Dagny belly-lands her plane. Her injuries aren't severe, but she does lose consciousness. As she awakens, she looks up at the face of a man kneeling by her side — a face that shows no sign of pain or fear or guilt. The man is John Galt. He is the object of both of Dagny's quests, because he is both the motor's inventor and the destroyer who is draining the brains of the world.
Dagny discovers that all the great minds who retired and vanished from society now live and work in this remote Colorado valley. Ellis Wyatt is here, as are the other Colorado industrialists. Ken Danagger has joined them. The great banker Midas Mulligan owns the valley, and the philosopher Hugh Akston and composer Richard Halley reside here also. Dagny learns, not surprisingly, that Francisco d'Anconia is another thinker who has come here to be free from the looters' oppressive code.

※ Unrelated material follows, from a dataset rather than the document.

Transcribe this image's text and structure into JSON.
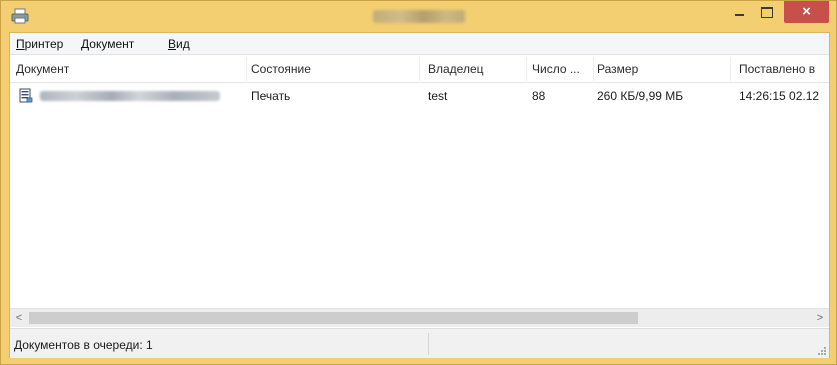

Galt's motor powers the valley's electrical appliances. It also powers a ray screen that shields the valley from view, which is why it remains undiscovered by the outside world. Galt takes Dagny to a building that houses the generator, where she reads his oath inscribed above the door: "I swear by my life and my love of it that I will never live for the sake of another man, nor ask another man to live for mine."
At dinner that night, in the home of Midas Mulligan, Galt quietly tells Dagny the purpose of the valley's residents: They are on strike. The men of the mind refuse to support the looters' system, which consists of involuntary obligations and enforced servitude.